NIST tackles data deluge for vendors with interoperable big data framework

To improve approaches for analyzing very large quantities of data, computer scientists at the National Institute of Standards and Technology (NIST) have released broad specifications for how to build more widely useful technical tools for the job.

Following a multiyear effort, the agency has published the final version of the NIST Big Data Interoperability Framework, a collaboration between NIST and more than 800 experts from industry, academia and government.

Filling nine volumes, the framework is intended to guide developers on how to deploy software tools that can analyze data using any type of computing platform, be it a single laptop or the most powerful cloud-based environment. Just as important, it can allow analysts to move their work from one platform to another and substitute a more advanced algorithm without retooling the computing environment.

“We want to enable data scientists to do effective work using whatever platform they choose or have available, and however their operation grows or changes,” said Wo Chang, a NIST computer scientist and convener of one of the collaboration’s working groups, in a statement. “This framework is a reference for how to create an ‘agnostic’ environment for tool creation. If software vendors use the framework’s guidelines when developing analytical tools, then analysts’ results can flow uninterruptedly, even as their goals change and technology advances.”

The framework fills a long-standing need among data scientists, who are asked to extract meaning from ever-larger and more varied datasets while navigating a shifting technology ecosystem. Interoperability is increasingly important as these huge amounts of data pour in from a growing number of platforms, ranging from telescopes and physics experiments to the countless tiny sensors and devices we have linked into the internet of things. While several years ago the world was generating 2.5 exabytes (billion billion bytes) of data each day, that number is predicted to reach 463 exabytes daily by 2025. (This is more than would fit on 212 million DVDs.)

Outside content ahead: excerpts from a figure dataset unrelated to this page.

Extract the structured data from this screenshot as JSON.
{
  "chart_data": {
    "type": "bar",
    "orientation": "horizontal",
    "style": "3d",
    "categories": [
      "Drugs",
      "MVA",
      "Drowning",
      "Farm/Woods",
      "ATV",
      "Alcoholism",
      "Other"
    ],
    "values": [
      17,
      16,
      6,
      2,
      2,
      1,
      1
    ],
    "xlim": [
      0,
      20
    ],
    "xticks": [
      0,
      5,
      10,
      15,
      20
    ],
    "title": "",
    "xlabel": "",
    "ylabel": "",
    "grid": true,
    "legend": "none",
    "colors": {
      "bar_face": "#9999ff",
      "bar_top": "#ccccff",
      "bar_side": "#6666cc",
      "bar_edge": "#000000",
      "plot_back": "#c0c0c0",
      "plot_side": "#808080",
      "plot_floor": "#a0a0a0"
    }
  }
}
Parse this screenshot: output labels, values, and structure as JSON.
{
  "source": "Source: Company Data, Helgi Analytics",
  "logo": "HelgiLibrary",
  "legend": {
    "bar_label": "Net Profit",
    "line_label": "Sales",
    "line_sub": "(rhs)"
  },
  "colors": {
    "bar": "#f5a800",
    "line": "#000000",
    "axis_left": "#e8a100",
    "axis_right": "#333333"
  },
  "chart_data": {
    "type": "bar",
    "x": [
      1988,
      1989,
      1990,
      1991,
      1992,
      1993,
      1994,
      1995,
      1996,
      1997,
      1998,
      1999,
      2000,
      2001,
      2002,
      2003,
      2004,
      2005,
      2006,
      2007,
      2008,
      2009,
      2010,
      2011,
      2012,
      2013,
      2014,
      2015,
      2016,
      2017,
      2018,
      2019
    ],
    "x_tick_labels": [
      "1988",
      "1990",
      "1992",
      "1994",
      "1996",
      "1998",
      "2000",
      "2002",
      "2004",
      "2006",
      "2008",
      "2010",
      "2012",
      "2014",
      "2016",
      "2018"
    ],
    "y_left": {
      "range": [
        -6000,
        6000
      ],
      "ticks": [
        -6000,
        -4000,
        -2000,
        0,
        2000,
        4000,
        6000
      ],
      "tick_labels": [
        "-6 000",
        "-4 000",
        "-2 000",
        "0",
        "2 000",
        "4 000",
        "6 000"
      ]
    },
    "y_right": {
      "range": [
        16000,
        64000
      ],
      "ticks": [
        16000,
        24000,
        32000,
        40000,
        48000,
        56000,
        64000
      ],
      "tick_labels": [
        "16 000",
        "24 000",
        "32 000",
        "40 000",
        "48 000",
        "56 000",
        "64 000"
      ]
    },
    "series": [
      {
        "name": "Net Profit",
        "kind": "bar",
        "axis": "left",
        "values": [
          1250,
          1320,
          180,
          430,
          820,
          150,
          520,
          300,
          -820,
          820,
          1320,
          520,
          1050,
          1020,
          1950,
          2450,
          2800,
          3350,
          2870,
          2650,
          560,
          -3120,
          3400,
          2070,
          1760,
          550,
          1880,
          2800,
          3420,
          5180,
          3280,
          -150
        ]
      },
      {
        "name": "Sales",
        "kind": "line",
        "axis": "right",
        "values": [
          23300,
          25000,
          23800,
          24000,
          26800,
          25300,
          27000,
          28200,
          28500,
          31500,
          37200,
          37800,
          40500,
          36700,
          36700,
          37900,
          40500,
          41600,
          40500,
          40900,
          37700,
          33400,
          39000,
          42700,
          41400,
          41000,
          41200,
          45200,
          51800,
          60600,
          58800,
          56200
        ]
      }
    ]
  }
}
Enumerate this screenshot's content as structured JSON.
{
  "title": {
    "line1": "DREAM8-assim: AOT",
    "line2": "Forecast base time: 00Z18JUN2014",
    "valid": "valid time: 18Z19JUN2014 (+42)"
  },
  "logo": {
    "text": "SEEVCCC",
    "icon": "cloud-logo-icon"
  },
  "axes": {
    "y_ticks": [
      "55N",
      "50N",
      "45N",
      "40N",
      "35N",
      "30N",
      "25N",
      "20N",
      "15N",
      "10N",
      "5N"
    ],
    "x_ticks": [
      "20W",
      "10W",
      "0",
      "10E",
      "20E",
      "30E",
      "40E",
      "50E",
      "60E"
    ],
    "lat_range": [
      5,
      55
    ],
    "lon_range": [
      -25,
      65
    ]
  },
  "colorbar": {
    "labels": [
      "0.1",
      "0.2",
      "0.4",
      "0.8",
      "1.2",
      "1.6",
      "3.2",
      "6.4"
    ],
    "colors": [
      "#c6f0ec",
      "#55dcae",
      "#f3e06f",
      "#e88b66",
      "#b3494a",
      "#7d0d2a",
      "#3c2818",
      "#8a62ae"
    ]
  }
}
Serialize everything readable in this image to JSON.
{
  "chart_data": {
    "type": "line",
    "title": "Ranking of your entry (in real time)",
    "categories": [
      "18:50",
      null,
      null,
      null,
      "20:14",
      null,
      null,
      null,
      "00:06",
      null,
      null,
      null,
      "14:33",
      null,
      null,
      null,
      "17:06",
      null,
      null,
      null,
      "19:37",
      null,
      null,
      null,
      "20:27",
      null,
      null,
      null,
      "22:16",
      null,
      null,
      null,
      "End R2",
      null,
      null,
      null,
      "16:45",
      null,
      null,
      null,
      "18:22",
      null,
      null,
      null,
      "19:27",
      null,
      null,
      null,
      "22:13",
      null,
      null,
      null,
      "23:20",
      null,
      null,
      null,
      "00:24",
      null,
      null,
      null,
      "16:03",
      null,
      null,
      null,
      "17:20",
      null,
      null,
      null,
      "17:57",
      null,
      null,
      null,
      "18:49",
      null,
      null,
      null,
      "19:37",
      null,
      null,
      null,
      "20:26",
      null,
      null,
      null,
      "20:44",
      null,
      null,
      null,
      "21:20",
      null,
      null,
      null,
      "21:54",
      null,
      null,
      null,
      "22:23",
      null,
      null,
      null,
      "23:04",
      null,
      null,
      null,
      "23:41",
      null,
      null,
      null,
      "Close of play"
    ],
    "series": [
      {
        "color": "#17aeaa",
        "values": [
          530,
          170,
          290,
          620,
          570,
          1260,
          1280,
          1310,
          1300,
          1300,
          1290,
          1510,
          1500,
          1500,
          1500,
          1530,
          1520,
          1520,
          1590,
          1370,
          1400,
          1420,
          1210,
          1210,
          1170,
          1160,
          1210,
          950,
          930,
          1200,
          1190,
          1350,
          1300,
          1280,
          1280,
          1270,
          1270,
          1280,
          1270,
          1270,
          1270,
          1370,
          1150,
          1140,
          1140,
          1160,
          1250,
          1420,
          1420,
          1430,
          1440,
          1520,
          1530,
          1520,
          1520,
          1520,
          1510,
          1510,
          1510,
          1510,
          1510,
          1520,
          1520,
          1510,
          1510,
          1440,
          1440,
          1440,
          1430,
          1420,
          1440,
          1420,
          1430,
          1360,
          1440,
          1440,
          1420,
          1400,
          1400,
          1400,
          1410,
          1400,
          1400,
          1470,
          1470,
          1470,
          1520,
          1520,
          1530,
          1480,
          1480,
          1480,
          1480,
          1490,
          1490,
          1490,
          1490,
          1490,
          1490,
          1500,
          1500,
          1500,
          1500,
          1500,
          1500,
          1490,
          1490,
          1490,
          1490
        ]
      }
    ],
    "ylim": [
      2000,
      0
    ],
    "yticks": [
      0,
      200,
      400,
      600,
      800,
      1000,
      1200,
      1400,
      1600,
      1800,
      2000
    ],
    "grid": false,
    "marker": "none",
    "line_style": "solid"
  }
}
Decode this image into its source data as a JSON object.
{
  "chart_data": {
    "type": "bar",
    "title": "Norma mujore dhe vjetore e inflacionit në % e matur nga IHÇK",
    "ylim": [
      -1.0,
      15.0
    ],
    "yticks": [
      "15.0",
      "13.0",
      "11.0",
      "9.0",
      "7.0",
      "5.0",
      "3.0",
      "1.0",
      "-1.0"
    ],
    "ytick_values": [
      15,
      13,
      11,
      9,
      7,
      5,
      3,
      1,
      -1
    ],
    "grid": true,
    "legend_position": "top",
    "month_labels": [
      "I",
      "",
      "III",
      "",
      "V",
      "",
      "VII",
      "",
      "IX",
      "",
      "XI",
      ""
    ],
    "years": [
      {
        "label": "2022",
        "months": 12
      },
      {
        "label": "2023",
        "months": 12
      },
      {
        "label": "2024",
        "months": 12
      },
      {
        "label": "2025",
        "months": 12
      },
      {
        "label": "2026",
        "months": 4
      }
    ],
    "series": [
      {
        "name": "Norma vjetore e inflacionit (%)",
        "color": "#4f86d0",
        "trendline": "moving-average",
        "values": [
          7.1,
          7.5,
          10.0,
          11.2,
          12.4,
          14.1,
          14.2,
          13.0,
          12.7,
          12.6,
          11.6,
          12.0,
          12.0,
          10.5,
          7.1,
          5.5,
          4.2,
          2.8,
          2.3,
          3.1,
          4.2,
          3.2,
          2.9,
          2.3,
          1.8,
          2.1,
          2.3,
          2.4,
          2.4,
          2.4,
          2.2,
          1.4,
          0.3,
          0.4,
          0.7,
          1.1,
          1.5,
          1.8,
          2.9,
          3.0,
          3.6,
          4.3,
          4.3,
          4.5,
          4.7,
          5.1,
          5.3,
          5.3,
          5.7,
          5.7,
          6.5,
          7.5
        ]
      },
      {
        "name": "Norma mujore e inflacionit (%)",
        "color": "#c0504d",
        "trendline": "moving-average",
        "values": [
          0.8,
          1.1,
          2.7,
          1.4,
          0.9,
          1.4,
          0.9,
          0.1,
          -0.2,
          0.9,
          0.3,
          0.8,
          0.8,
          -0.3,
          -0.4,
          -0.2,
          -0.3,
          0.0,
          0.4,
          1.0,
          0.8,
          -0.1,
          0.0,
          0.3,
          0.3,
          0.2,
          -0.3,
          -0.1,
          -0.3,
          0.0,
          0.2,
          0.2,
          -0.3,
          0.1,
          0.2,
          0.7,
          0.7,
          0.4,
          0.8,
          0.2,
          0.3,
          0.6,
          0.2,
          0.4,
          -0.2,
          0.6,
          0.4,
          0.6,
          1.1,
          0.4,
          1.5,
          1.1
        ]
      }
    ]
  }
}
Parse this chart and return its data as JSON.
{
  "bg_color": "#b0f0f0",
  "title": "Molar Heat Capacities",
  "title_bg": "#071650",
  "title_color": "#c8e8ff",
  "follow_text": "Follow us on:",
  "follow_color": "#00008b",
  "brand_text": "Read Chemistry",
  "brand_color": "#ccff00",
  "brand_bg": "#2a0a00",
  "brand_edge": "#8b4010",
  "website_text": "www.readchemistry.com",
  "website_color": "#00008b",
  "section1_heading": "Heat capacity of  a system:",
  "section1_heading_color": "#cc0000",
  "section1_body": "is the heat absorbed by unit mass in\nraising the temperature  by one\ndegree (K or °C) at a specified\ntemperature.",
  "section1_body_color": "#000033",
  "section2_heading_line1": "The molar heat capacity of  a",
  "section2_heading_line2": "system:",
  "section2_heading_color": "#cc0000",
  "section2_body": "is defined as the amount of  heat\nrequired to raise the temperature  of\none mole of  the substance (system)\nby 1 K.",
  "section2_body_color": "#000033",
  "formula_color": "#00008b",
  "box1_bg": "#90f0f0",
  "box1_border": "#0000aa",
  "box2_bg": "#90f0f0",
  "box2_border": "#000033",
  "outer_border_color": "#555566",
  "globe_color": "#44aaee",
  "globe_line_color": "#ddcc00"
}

Computer specialists use the term “big data analytics” to refer to the systematic approaches that draw insights from these ultra-large datasets. With the rapid growth of tool availability, data scientists now have the option of scaling up their work from a single, small desktop computing setup to a large, distributed cloud-based environment with many processor nodes. But often, this shift places enormous demands on the analyst. For example, tools may have to be rebuilt from scratch using a different computer language or algorithm, costing staff time and potentially time-critical insights.

“Performing analytics with the newest machine learning and AI techniques while still employing older statistical methods will all be possible,” Chang said. “Any of these approaches will work. The reference architecture will let you choose.”